Pancreatic proteases (trypsin, chymotrypsin, elastase, carboxypeptidases) are present at low levels until weaning.
Enterokinase activates trypsinogen; breast milk proteases (plasmin) augment proteolysis.
Infants tolerate up to 3–4 g/kg casein due to efficient peptide absorption and occasional intact macromolecule uptake (e.g., immunoglobulins via endocytosis).

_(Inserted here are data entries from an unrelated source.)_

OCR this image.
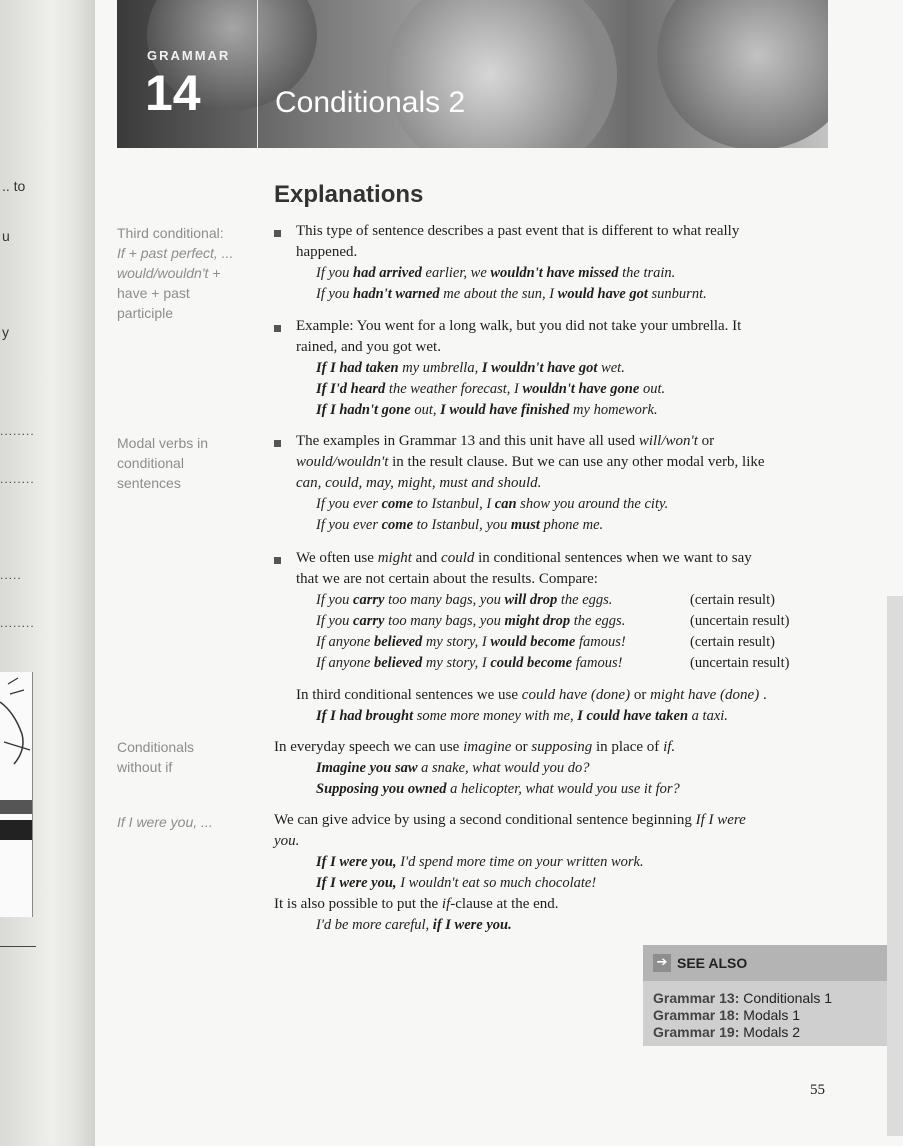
.. to
u
y
........
........
.....
........
GRAMMAR
14 Conditionals 2
Explanations
Third conditional:
If + past perfect, ...
would/wouldn't +
have + past
participle
Modal verbs in
conditional
sentences
Conditionals
without if
If I were you, ...
This type of sentence describes a past event that is different to what really
happened.
If you had arrived earlier, we wouldn't have missed the train.
If you hadn't warned me about the sun, I would have got sunburnt.
Example: You went for a long walk, but you did not take your umbrella. It
rained, and you got wet.
If I had taken my umbrella, I wouldn't have got wet.
If I'd heard the weather forecast, I wouldn't have gone out.
If I hadn't gone out, I would have finished my homework.
The examples in Grammar 13 and this unit have all used will/won't or
would/wouldn't in the result clause. But we can use any other modal verb, like
can, could, may, might, must and should.
If you ever come to Istanbul, I can show you around the city.
If you ever come to Istanbul, you must phone me.
We often use might and could in conditional sentences when we want to say
that we are not certain about the results. Compare:
If you carry too many bags, you will drop the eggs.	(certain result)
If you carry too many bags, you might drop the eggs.	(uncertain result)
If anyone believed my story, I would become famous!	(certain result)
If anyone believed my story, I could become famous!	(uncertain result)
In third conditional sentences we use could have (done) or might have (done) .
If I had brought some more money with me, I could have taken a taxi.
In everyday speech we can use imagine or supposing in place of if.
Imagine you saw a snake, what would you do?
Supposing you owned a helicopter, what would you use it for?
We can give advice by using a second conditional sentence beginning If I were
you.
If I were you, I'd spend more time on your written work.
If I were you, I wouldn't eat so much chocolate!
It is also possible to put the if-clause at the end.
I'd be more careful, if I were you.
➔ SEE ALSO
Grammar 13: Conditionals 1
Grammar 18: Modals 1
Grammar 19: Modals 2
55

E. Water-Soluble Vitamin Transport Mechanisms

Vitamin	Transport Mechanism
Ascorbic acid (C)	Active Na⁺-dependent uptake via SVCT1 on BBM; SVCT2 on basolateral membrane
Folic acid	Folate conjugase hydrolyzes polyglutamates at BBM; proton-coupled folate transporter (PCFT) mediates uptake
Cobalamin (B₁₂)	Released from R protein by pancreatic enzymes; binds intrinsic factor; absorbed in ileum via cubam receptor
Thiamine (B₁)	pH-dependent active transport via THTR-1/THTR-2; electron-neutral carrier–mediated
Riboflavin (B₂)	Hydrolysis and phosphorylation; Na⁺-independent carrier–mediated uptake on BBM
Niacin (B₃)	Acidic pH–dependent carrier transport (not Na⁺-linked)
Pantothenic acid (B₅)	pH-dependent carrier–mediated uptake (not Na⁺-linked)
Biotin (B₇)	Carrier-mediated Na⁺-dependent transport via SMVT
Pyridoxine (B₆)	Simple diffusion

F. Intestinal Conservation and Barrier Maturation

Pancreatic secretions and bile flow mature post-weaning, enhancing enzymatic digestion and micelle formation.
Ileal bile acid transporter (ASBT) expression increases after weaning to support enterohepatic circulation.
Brush-border monosaccharide and amino acid transporters are fully functional at birth, ensuring nutrient uptake despite enzyme immaturity.
Neonatal mucosal barrier permits selective macromolecule uptake (e.g., maternal antibodies) while gradually adopting adult tight junction properties.